Dicono che è tutta questione di concentrazione.
Dicono che devi tenere un po' il culo all'infuori, e fare una C con l'avambraccio, il braccio e il polso. «Devi imparare a spezzare il polso, o non sarai mai un giocatore», diceva sempre il coach, non me lo sono dimenticato. Poi è una questione di spinta sulle gambe. E Il tempo, quello corre piuttosto veloce. Non è che puoi restare lì all'infinito a concentrarti, perchè lei lentamente brucia. Lui è lì, immobile a terra, con i suoi otto occhi allungati a file di due. Lo guardo, con una certa apprensione: ho scommesso ormai, quell'esame per cui sto studiando da un mese si deciderà qui. Patrizia continua a parlare e vorrei starla a sentire, non è male Patrizia, è carina e dice cose sensate, ma stasera io sono quello che ha il tiro libero da cui dipende la finale dell'NBA, sono da solo contro gli errori di traiettoria, sono potenzialmente un vincitore o un perdente e tutto è legato a un solo tiro.
Canestro, sigaretta nel tombino e domani passerò l'esame, altrimenti sono spacciato, il professore mi chiederà sicuramente le società. E io la parte sulle società non l'ho neanche letta. Testa di cazzo, potevo studiarla, ma se non rischio non sono contento.

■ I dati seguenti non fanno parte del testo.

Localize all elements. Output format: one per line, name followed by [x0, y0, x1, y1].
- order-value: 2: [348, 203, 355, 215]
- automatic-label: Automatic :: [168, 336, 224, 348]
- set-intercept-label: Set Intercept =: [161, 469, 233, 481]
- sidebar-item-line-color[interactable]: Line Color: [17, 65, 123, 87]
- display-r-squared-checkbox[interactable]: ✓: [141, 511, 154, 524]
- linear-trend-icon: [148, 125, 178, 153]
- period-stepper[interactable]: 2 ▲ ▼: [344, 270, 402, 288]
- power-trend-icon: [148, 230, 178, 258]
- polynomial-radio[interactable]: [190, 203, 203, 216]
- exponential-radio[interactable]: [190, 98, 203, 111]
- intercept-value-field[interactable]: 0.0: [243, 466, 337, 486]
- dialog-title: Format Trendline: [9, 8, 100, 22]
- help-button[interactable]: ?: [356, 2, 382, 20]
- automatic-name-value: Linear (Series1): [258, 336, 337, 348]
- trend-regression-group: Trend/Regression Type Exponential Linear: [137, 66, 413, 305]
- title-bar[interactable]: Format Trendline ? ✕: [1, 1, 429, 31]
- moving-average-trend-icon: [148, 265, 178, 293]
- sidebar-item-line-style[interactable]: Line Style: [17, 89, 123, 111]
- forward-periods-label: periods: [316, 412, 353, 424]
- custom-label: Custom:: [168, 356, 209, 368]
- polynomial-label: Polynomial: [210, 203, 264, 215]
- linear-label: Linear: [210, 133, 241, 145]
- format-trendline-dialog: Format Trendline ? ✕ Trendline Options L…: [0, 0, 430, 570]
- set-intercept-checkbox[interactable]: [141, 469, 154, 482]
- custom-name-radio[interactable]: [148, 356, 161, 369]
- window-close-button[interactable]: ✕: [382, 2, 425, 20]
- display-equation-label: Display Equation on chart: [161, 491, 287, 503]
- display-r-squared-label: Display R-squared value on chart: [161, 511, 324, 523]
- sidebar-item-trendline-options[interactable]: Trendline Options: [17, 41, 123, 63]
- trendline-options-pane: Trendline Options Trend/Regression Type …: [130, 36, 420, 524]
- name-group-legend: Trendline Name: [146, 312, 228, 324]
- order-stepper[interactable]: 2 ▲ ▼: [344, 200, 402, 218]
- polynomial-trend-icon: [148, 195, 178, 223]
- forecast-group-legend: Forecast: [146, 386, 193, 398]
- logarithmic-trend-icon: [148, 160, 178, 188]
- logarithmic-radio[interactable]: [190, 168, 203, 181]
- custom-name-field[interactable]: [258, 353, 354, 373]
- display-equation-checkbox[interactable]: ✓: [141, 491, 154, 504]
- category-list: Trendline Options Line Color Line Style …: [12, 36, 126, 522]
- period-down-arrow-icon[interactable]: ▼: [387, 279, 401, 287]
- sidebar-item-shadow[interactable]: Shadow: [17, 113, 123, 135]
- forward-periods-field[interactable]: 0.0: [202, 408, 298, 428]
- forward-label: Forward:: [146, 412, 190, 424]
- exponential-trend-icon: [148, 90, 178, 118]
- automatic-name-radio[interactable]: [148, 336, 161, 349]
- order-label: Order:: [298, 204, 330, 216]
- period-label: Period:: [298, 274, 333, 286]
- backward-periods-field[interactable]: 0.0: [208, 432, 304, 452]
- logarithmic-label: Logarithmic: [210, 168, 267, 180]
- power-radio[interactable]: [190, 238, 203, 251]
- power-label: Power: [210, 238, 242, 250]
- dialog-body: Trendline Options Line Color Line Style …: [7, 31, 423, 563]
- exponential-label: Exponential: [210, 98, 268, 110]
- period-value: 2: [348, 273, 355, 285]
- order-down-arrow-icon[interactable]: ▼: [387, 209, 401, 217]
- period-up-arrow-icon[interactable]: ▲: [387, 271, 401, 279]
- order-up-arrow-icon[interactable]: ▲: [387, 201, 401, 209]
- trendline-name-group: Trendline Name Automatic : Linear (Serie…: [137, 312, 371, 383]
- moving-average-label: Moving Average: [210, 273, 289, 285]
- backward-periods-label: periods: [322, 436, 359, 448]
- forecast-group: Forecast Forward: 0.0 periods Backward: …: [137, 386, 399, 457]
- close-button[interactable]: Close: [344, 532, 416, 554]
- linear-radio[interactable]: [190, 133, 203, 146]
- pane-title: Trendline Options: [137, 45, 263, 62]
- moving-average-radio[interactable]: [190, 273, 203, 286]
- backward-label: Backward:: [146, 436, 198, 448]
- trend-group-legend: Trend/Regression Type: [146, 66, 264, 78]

La sigaretta continua a consumarsi, ormai ho le dita che scottano. Tra me e il tombino dagli otto occhi ci sono due metri, poco meno forse. Sto per tirare, prima di ustionarmi indice e medio. Patrizia dice che ha visto Antichrist di Lars Von Trier, poi mi racconta di un documentario sui pescatori Islandesi. In effetti parla troppo. Le dico «Scusa Patrì, due minuti». Se ne va leggermente offesa. Mi concentro di nuovo, ci siamo.
Le altre persone fuori dal pub fanno finta di niente ma io so che loro sanno. Alcuni domani saranno lì in aula a tremare con me, accomunati dai nostri livelli di preparazione parziali, credo che molti di loro stiano facendo finta di parlare per non far vedere che, in fondo, fanno il tifo. Tranne quello stronzo di Marco Forni, si intende, lui gli esami vorrebbe essere l'unico a passarli.
Mi abbasso, culo in fuori, arco a C con il braccio, mi do una leggera spinta, la sigaretta sta per staccarsi dalle mie dita per compiere l'arco rivelatore. Il tempo rallenta. Il pubblico in piedi, tutti trattengono il respiro. Il polso si spezza. Sbam! Il busto barcolla. Questo non era previsto. Non ci credo, una cazzo di pacca sulla spalla, proprio adesso? La sigaretta compie un arco improbabile e finisce a mezzo metro dal tombino. Il tempo riprende a girare, il pubblico si copre la faccia con le mani. Le urla di gioia muoiono in gola, non esploderanno mai. Ma chi cazzo è? Chi ha deciso di sacrificare proprio oggi la sua inutile esistenza in nome di una pacca su una spalla?
«Bella Francè! Anvedi oh so tre settimane che nun te fai vedè»
Federico, porcozzio. Mentalmente faccio un elenco degli strumenti più disumani visti al museo delle torture di San Gimignano. «Mortacci tua!», quasi grido. Non se ne cura. «Allora hai finito de studià? Peccato che hai l'esame, stasera ce sta una festa Erasmus da paura, al pigneto». Ho capito, per questa volta lo perdonerò.
«A Federì, mi sa che a sto giro l'esame non lo do. S'annamo a beve 'na sciocchezza?»